これに加えて、Autopilot 以外からの Entra Join をブロックして、条件付きアクセスで AVD へのアクセス時に、非準拠のデバイスをブロックするように構成すれば、会社提供マシンからのみ AVD へのアクセスを実現できます。

Intune については、私の方で 数多くの検証を行い Qiita に記事を投稿してありますので、参照ください。

10. Microsoft Purview

これは、厳密には AVD とは関係ありませんが、隔離 という点で関連するので挙げてみました。
Microsoft Purview を使うと、情報保護・データ損失防止 などが行えます。

企業内には、厳秘・秘密・社内限り・公開可 など、文書にはセキュリティレベルが存在します。
その文書を扱える人(グループ)と文書が紐づいており、権限のある人と 無い人とを隔離できます。
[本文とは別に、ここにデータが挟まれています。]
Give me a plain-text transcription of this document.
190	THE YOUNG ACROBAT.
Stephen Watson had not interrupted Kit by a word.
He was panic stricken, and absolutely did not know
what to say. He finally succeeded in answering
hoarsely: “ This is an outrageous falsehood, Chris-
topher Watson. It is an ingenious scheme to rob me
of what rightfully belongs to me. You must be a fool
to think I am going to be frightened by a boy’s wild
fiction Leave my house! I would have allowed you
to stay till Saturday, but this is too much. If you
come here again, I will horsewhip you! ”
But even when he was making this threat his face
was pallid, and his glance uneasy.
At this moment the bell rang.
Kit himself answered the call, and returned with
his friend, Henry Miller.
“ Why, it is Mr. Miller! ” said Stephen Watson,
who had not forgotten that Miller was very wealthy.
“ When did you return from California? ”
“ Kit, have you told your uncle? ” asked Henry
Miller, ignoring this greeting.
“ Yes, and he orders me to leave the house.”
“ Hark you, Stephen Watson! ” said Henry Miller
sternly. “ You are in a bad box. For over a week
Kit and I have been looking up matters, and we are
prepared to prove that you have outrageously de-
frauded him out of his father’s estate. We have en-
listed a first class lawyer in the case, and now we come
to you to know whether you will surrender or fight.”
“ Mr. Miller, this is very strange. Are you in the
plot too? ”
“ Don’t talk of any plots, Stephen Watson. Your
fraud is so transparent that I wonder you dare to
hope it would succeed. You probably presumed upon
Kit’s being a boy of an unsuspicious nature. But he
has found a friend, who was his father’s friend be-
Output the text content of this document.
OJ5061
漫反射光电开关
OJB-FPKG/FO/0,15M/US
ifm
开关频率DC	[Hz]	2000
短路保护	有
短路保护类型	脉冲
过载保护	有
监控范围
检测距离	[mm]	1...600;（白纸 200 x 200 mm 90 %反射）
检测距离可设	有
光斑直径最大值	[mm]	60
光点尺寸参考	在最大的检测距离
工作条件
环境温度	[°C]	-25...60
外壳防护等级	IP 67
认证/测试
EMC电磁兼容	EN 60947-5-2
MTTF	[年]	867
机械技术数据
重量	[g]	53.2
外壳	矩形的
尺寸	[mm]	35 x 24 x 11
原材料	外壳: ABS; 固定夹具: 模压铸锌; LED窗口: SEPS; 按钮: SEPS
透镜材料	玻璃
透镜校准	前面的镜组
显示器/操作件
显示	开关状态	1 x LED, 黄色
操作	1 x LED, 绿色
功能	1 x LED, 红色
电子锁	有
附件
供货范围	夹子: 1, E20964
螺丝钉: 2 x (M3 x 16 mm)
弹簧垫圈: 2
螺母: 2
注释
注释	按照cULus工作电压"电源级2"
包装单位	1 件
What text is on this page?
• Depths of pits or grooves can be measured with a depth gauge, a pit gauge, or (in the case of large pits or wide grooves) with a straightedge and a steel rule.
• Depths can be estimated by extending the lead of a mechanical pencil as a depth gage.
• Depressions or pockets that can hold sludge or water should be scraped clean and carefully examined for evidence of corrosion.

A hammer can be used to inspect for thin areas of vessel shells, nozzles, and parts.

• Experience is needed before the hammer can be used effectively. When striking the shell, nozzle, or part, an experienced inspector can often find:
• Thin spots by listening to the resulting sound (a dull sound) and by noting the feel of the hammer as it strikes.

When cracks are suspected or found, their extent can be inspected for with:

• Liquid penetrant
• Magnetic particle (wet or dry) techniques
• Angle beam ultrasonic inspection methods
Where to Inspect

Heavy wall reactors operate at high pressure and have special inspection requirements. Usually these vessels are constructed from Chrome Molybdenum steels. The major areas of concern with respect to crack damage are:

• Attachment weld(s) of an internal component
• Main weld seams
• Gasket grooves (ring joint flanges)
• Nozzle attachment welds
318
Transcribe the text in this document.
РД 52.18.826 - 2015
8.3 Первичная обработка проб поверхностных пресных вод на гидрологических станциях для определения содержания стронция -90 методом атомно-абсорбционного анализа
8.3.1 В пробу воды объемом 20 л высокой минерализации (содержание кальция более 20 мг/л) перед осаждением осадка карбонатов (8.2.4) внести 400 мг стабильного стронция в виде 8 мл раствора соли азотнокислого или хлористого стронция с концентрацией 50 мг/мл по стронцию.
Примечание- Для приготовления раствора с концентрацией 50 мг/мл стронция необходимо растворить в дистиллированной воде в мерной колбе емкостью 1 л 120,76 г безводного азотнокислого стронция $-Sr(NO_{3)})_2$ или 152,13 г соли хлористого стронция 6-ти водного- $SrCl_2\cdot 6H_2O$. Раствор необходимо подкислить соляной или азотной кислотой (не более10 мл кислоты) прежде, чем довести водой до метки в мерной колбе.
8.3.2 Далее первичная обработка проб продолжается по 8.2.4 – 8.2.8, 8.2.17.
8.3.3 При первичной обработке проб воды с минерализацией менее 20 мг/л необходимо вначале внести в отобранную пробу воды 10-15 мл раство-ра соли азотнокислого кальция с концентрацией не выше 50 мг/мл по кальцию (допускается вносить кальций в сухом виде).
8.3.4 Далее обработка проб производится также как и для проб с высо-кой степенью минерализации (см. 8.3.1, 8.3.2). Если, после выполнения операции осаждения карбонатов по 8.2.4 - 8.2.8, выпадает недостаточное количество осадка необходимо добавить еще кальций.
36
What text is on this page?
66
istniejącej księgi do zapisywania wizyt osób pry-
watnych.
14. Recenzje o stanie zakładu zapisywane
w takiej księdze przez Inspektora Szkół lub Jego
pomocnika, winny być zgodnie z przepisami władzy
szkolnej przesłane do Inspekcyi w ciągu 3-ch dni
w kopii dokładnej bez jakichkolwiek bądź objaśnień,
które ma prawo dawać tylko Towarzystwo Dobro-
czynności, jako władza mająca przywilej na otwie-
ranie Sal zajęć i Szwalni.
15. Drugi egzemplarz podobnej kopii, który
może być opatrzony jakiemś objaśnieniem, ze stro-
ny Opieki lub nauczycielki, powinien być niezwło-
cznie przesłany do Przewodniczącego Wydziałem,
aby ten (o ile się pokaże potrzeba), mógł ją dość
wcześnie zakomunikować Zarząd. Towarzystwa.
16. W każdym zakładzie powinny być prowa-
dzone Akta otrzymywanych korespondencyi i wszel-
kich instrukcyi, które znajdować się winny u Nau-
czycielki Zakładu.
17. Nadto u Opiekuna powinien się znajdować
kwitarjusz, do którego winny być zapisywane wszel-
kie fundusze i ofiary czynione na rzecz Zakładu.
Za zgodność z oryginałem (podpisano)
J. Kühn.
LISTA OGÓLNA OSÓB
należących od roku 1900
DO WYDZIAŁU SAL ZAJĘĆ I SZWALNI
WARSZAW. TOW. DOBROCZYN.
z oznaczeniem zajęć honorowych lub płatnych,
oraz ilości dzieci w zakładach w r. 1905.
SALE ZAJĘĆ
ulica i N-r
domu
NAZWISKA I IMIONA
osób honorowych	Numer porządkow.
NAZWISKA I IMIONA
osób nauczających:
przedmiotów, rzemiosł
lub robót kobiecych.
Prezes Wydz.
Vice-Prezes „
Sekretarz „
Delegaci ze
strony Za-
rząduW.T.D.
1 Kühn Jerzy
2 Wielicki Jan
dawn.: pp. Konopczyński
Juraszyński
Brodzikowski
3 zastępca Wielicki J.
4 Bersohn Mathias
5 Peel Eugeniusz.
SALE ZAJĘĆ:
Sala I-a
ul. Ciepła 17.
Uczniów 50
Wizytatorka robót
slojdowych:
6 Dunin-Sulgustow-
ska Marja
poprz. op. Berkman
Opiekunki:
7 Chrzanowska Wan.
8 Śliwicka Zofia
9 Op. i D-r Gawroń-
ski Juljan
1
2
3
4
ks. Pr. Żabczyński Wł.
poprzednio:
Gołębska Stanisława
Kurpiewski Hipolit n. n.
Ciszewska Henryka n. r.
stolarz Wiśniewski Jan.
AVD でプラットフォームの機密性を高めたうえで、その中で利活用する 文書データ も目的に応じて Microsoft Purview で より細かく管理・制御 することが可能になります。

さいごに

AVD を使った閉域化というテーマで考えられるものは、ひとまず挙げられたかなと思います。
もし、考慮漏れしている点がありましたら、コメント欄で教えていただけると助かります。

なお、閉域化は 手段であって 目的ではありません。
閉域化は、情報を限定された場所に押しとどめて、そこを守っているから大丈夫・・・とシンプルにイメージしやすいので安心にはつながります。

しかし、なんのために閉域化をするのかを 今一度立ち返って検討すると、本質が見えてきて さらに必要な対策が浮かび上がることもあるかと思います。